Diffusion tensor imaging findings and postconcussion symptom reporting six weeks following mild traumatic brain injury

Lange RT, Panenka WJ, Shewchuk JR, Heran MK, Brubacher JR, Bioux S, Eckbo R, Shenton ME, Iverson GL

Arch Clin Neuropsychol 2015 Feb;30(1):7-25

PMID: 25416729

Abstract

The purpose of this study is to examine the relation between the microstructural architecture of white matter, as measured by diffusion tensor imaging (DTI), and postconcussion symptom reporting 6-8 weeks following mild traumatic brain injury (MTBI). Participants were 108 patients prospectively recruited from a Level 1 Trauma Center (Vancouver, BC, Canada) following an orthopedic injury [i.e., 36 trauma controls (TCs)] or MTBI (n = 72). DTI of the whole brain was undertaken using a Phillips 3T scanner at 6-8 weeks postinjury. Participants also completed a 5 h neurocognitive test battery and a brief battery of self-report measures (e.g., depression, anxiety, and postconcussion symptoms). The MTBI sample was divided into two groups based on ICD-10 criteria for postconcussional syndrome (PCS): first, PCS-present (n = 20) and second, PCS-absent (n = 52).
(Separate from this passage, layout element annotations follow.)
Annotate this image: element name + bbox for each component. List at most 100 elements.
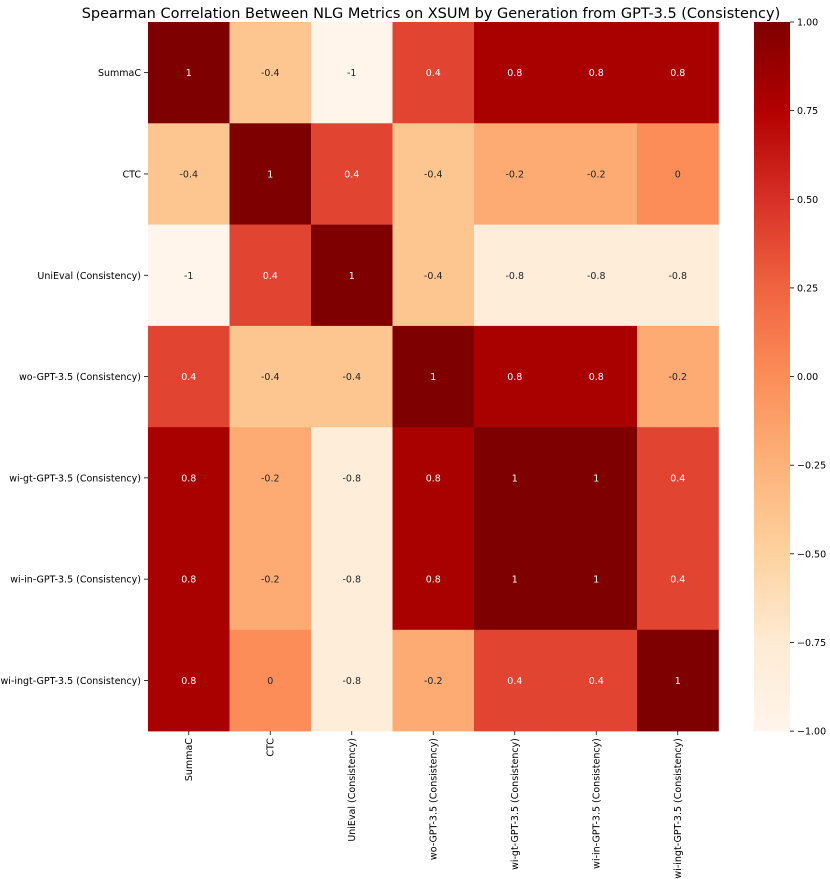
heatmap-cell-r6-c6	[637, 629, 719, 732]
cell-value-label: -0.4	[342, 372, 361, 383]
colorbar-tick-label: −1.00	[797, 727, 826, 738]
row-tick-label: wi-in-GPT-3.5 (Consistency)	[10, 575, 141, 586]
colorbar-tick-label: −0.75	[797, 638, 826, 649]
cell-value-label: 0.8	[181, 575, 196, 586]
heatmap-cell-r2-c2	[311, 224, 393, 327]
colorbar-tick-label: −0.50	[797, 549, 826, 560]
cell-value-label: -0.2	[668, 372, 687, 383]
heatmap-cell-r4-c0	[148, 427, 230, 529]
cell-value-label: -0.2	[424, 676, 443, 687]
column-axis: SummaC CTC UniEval (Consistency) wo-GPT-3.5…	[184, 731, 684, 879]
cell-value-label: 0	[267, 676, 273, 687]
row-tick-label: wi-gt-GPT-3.5 (Consistency)	[9, 473, 141, 484]
cell-value-label: 0.4	[181, 372, 196, 383]
heatmap-cell-r2-c0	[148, 224, 230, 327]
heatmap-cell-r1-c3	[392, 123, 475, 225]
heatmap-cell-r0-c1	[229, 22, 312, 124]
cell-value-label: 0.4	[426, 68, 441, 79]
cell-value-label: -0.8	[587, 271, 606, 282]
heatmap-cell-r3-c2	[311, 325, 393, 428]
row-tick-label: SummaC	[98, 68, 141, 79]
cell-value-label: -1	[347, 68, 356, 79]
row-tick-label: UniEval (Consistency)	[37, 271, 141, 282]
heatmap-cell-r2-c5	[555, 224, 638, 327]
heatmap-cell-r6-c1	[229, 629, 312, 732]
heatmap-cell-r6-c5	[555, 629, 638, 732]
cell-value-label: 0.4	[589, 676, 604, 687]
heatmap-cell-r0-c2	[311, 22, 393, 124]
heatmap-cell-labels: 1 -0.4 -1 0.4 0.8 0.8 0.8 -0.4 1 0.4 -0.4 -0.2 -0.2 0…	[179, 68, 687, 687]
heatmap-cell-r6-c3	[392, 629, 475, 732]
heatmap-cells	[148, 22, 719, 732]
column-tick-label: CTC	[266, 738, 277, 757]
heatmap-cell-r4-c4	[474, 427, 556, 529]
heatmap-cell-r5-c1	[229, 528, 312, 631]
cell-value-label: 0.8	[507, 372, 522, 383]
column-tick-label: wi-in-GPT-3.5 (Consistency)	[592, 738, 603, 869]
colorbar-gradient	[754, 22, 790, 732]
cell-value-label: 0.4	[507, 676, 522, 687]
colorbar-tick-label: −0.25	[797, 461, 826, 472]
heatmap-cell-r4-c1	[229, 427, 312, 529]
cell-value-label: -1	[184, 271, 193, 282]
cell-value-label: -0.8	[342, 575, 361, 586]
heatmap-cell-r1-c1	[229, 123, 312, 225]
colorbar-tick-label: 0.00	[797, 372, 818, 383]
cell-value-label: 1	[593, 473, 599, 484]
column-tick-label: UniEval (Consistency)	[347, 738, 358, 842]
heatmap-cell-r3-c3	[392, 325, 475, 428]
heatmap-cell-r1-c4	[474, 123, 556, 225]
cell-value-label: 0.4	[670, 575, 685, 586]
cell-value-label: 1	[349, 271, 355, 282]
column-tick-label: wi-gt-GPT-3.5 (Consistency)	[510, 738, 521, 870]
cell-value-label: -0.8	[342, 473, 361, 484]
heatmap-cell-r0-c4	[474, 22, 556, 124]
heatmap-cell-r3-c0	[148, 325, 230, 428]
heatmap-cell-r0-c0	[148, 22, 230, 124]
colorbar-tick-label: 1.00	[797, 18, 818, 29]
cell-value-label: 0.8	[426, 575, 441, 586]
cell-value-label: 1	[430, 372, 436, 383]
heatmap-cell-r0-c3	[392, 22, 475, 124]
heatmap-cell-r2-c3	[392, 224, 475, 327]
cell-value-label: -0.8	[342, 676, 361, 687]
cell-value-label: -0.4	[261, 372, 280, 383]
cell-value-label: 0.8	[426, 473, 441, 484]
colorbar-tick-label: 0.25	[797, 283, 818, 294]
heatmap-cell-r5-c2	[311, 528, 393, 631]
cell-value-label: -0.2	[261, 575, 280, 586]
cell-value-label: 0.8	[181, 676, 196, 687]
cell-value-label: 1	[512, 473, 518, 484]
cell-value-label: -0.8	[505, 271, 524, 282]
cell-value-label: -0.4	[261, 68, 280, 79]
row-axis: SummaC CTC UniEval (Consistency) wo-GPT-3.5…	[1, 68, 148, 687]
cell-value-label: -0.4	[179, 169, 198, 180]
cell-value-label: 0.8	[181, 473, 196, 484]
column-tick-label: wo-GPT-3.5 (Consistency)	[429, 738, 440, 860]
cell-value-label: 0.4	[263, 271, 278, 282]
cell-value-label: 1	[675, 676, 681, 687]
heatmap-cell-r3-c1	[229, 325, 312, 428]
heatmap-cell-r1-c2	[311, 123, 393, 225]
cell-value-label: 0.8	[589, 372, 604, 383]
heatmap-cell-r4-c5	[555, 427, 638, 529]
cell-value-label: -0.2	[587, 169, 606, 180]
cell-value-label: -0.8	[668, 271, 687, 282]
cell-value-label: -0.4	[424, 271, 443, 282]
heatmap-cell-r5-c5	[555, 528, 638, 631]
row-tick-label: wo-GPT-3.5 (Consistency)	[19, 372, 141, 383]
cell-value-label: 1	[593, 575, 599, 586]
heatmap-cell-r1-c6	[637, 123, 719, 225]
cell-value-label: 0.8	[670, 68, 685, 79]
heatmap-cell-r5-c4	[474, 528, 556, 631]
heatmap-cell-r3-c6	[637, 325, 719, 428]
cell-value-label: 0.8	[589, 68, 604, 79]
cell-value-label: 1	[267, 169, 273, 180]
heatmap-cell-r3-c5	[555, 325, 638, 428]
colorbar: 1.00 0.75 0.50 0.25 0.00 −0.25 −0.50 −0.75 −1.00	[754, 18, 826, 738]
heatmap-cell-r6-c4	[474, 629, 556, 732]
row-tick-label: CTC	[122, 169, 141, 180]
cell-value-label: -0.2	[505, 169, 524, 180]
row-tick-label: wi-ingt-GPT-3.5 (Consistency)	[1, 676, 141, 687]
There were no significant differences across the three groups (i.e., TC, PCS-present, and PCS-absent) for any of the neurocognitive measures (p = .138-.810). For the self-report measures, the PCS-present group reported significantly more anxiety and depression symptoms compared with the PCS-absent and TC groups (p < .001, d = 1.63-1.89, very large effect sizes). For the DTI measures, there were no significant differences in fractional anisotropy, axial diffusivity, radial diffusivity, or mean diffusivity when comparing the PCS-present and PCS-absent groups. However, there were significant differences (p < .05) in MD and RD when comparing the PCS-present and TC groups. There were significant differences in white matter between TC subjects and the PCS-present MTBI group, but not the PCS-absent MTBI group. Within the MTBI group, white-matter changes were not a significant predictor of ICD-10 PCS.